An architecture diagram showing Cilium agents and an operator interacting with Kubernetes and a clustermesh apiserver (a Go binary and etcd) that list/watches and syncs with multiple remote clusters. A caption at the bottom warns that constant syncing leads to latency and scalability issues.
KVStoreMesh design:
  • Each cluster runs a local KVStoreMesh binary and a local etcd instance containing mesh-wide state.
  • Cilium agents sync only with the local KV store.
  • KVStoreMesh instances synchronize state between clusters, reducing the number of remote endpoints that each agent must watch.
Benefits:
  • Reduced overall etcd usage and pressure.
  • More balanced load across cluster KV stores.
  • Lower impact from agent restarts, workload churn, or new clusters joining the mesh.
An architecture diagram labeled "KVStoreMesh" showing two clusters (Cluster A and Cluster B). It depicts Cilium agent/operator, the K8s API, and per-cluster kvstore components (binary and etcd) with arrows for List/Watch and Sync interactions between the clusters.
A presentation slide titled "KVStoreMesh" with three numbered panels: "Reduced etcd usage," "Balanced load," and "Minimized churn impact." Each panel has brief bullets explaining less pressure on etcd, load shared across clusters, and avoiding mesh-wide disruption during agent restarts, workload churn, and new cluster joins.
KVStoreMesh is enabled by default in modern Cilium Cluster Mesh deployments.
KVStoreMesh is enabled by default. If you must disable it for compatibility reasons, pass —kvstore-mesh=false when enabling Cluster Mesh.
Examples:
# Enable Cluster Mesh (KVStoreMesh enabled by default)

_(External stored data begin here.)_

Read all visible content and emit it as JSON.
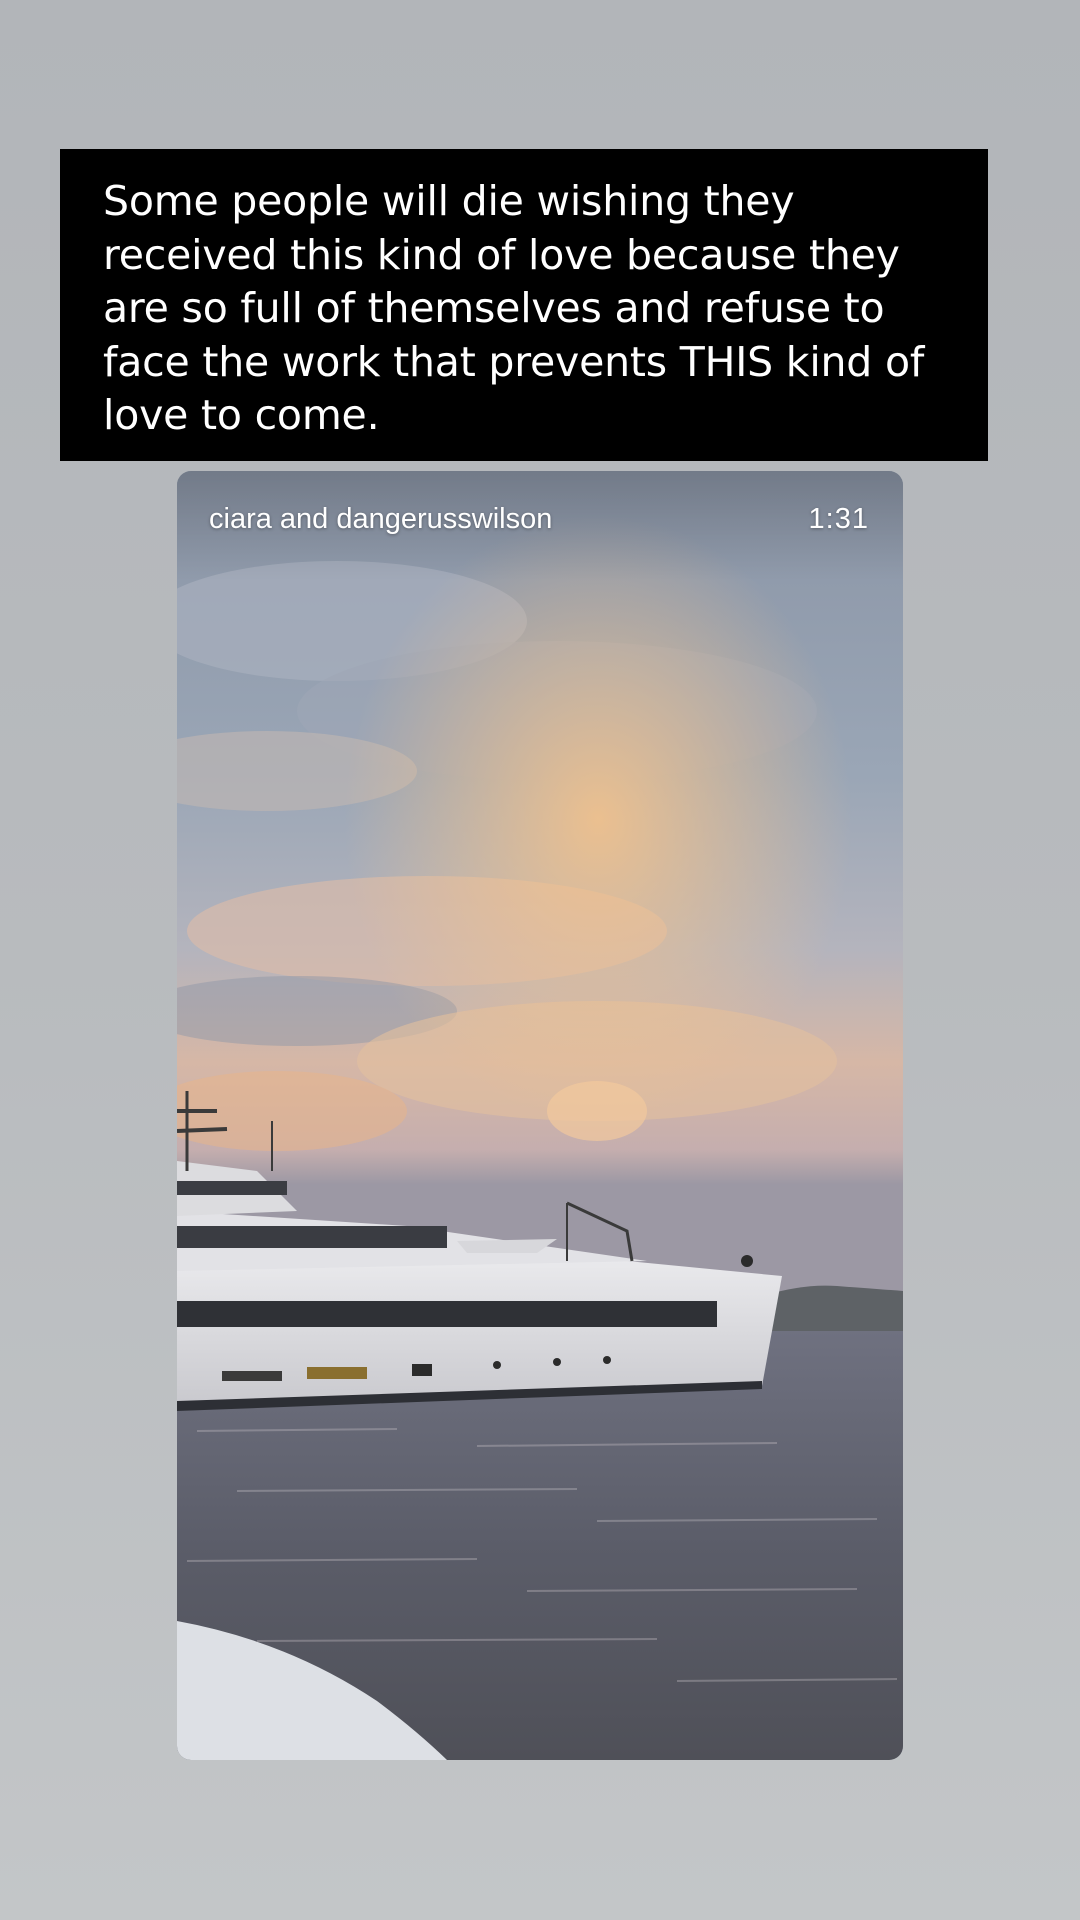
{
  "caption": {
    "text": "Some people will die wishing they\nreceived this kind of love because they\nare so full of themselves and refuse to\nface the work that prevents THIS kind of\nlove to come."
  },
  "media": {
    "author": "ciara and dangerusswilson",
    "duration": "1:31",
    "scene_description_icon": "video-thumbnail"
  },
  "colors": {
    "caption_bg": "#000000",
    "caption_text": "#ffffff",
    "page_bg": "#b8bbbe"
  }
}
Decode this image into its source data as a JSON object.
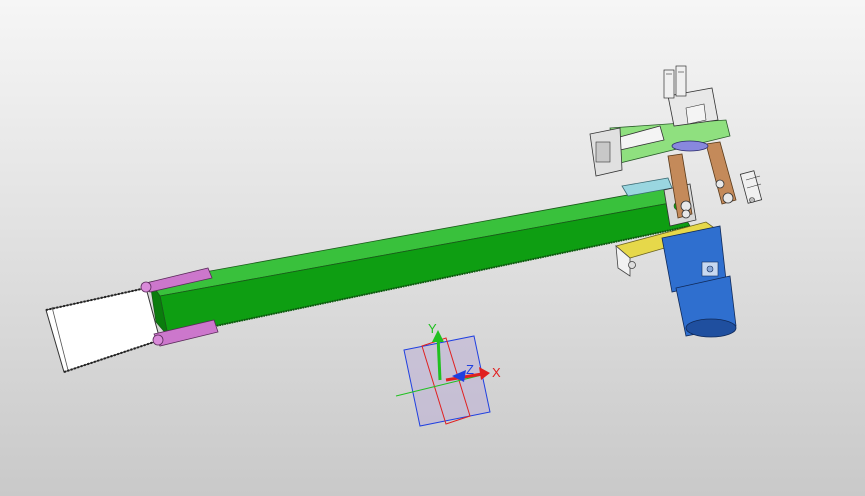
{
  "viewport": {
    "background_top": "#f6f6f6",
    "background_bottom": "#c9c9c9"
  },
  "model": {
    "colors": {
      "arm": "#0e9e12",
      "arm_shadow": "#0a7d0d",
      "arm_highlight": "#39c13c",
      "clamp": "#cc77cc",
      "bracket_yellow": "#e6d84a",
      "motor": "#2f6fcf",
      "motor_dark": "#1f4f9f",
      "link": "#c48a5a",
      "gripper_body": "#8fe07f",
      "cyan_part": "#9ad6e0",
      "end_frame": "#ffffff"
    }
  },
  "triad": {
    "x_label": "X",
    "y_label": "Y",
    "z_label": "Z",
    "colors": {
      "x": "#e02020",
      "y": "#20c020",
      "z": "#2040e0",
      "plane": "#b8a8d8"
    }
  }
}
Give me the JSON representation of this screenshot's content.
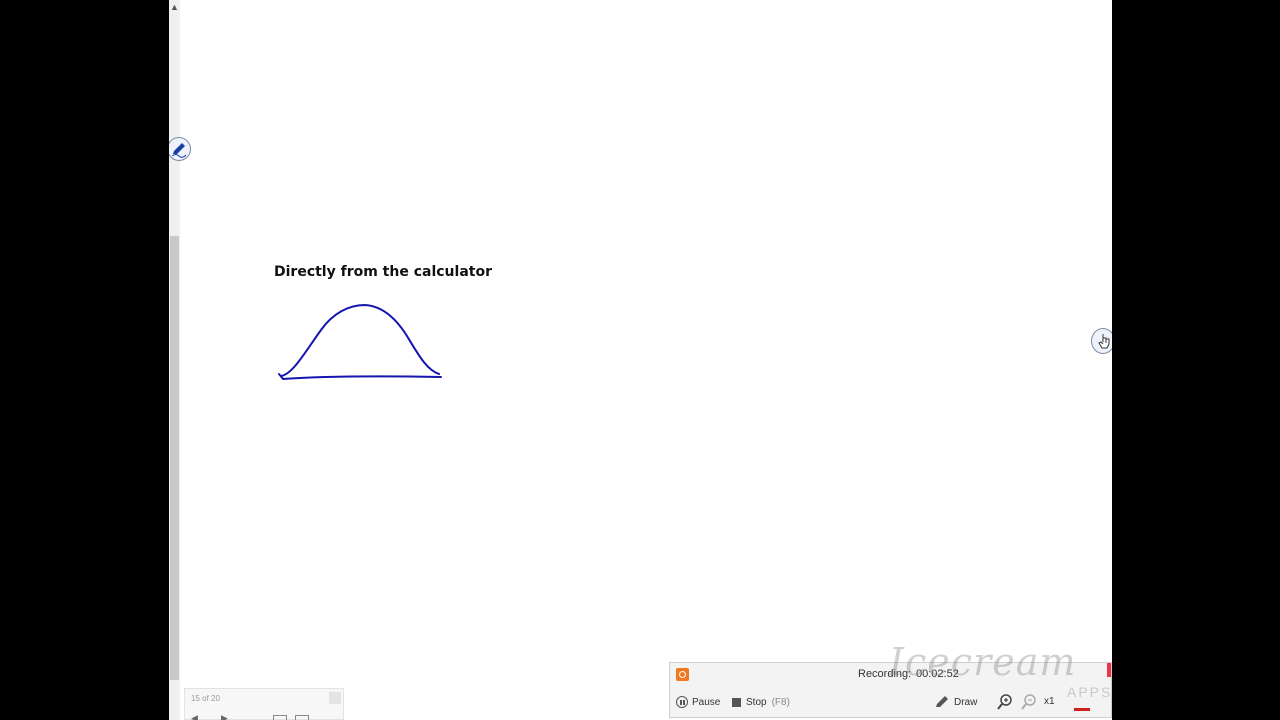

cilium clustermesh enable --context $CLUSTER1 --service-type=LoadBalancer
# Enable Cluster Mesh but disable KVStoreMesh explicitly (compatibility mode)
cilium clustermesh enable --context $CLUSTER1 --service-type=LoadBalancer --kvstore-mesh=false
Adjust the command and the context for each cluster you add to the mesh.

Summary

This article covered:
  • What Cluster Mesh provides: cross-cluster connectivity, cross-cluster load balancing, and shared network policies.
  • Key prerequisites: matching datapath, unique Pod CIDRs, full node connectivity, and unique cluster IDs.
  • Example Cilium per-cluster configuration snippets.
  • How to enable Cluster Mesh and verify the Cluster Mesh API service.
  • How to connect clusters and validate mesh status.
  • Why KVStoreMesh improves scalability and how to enable/disable it.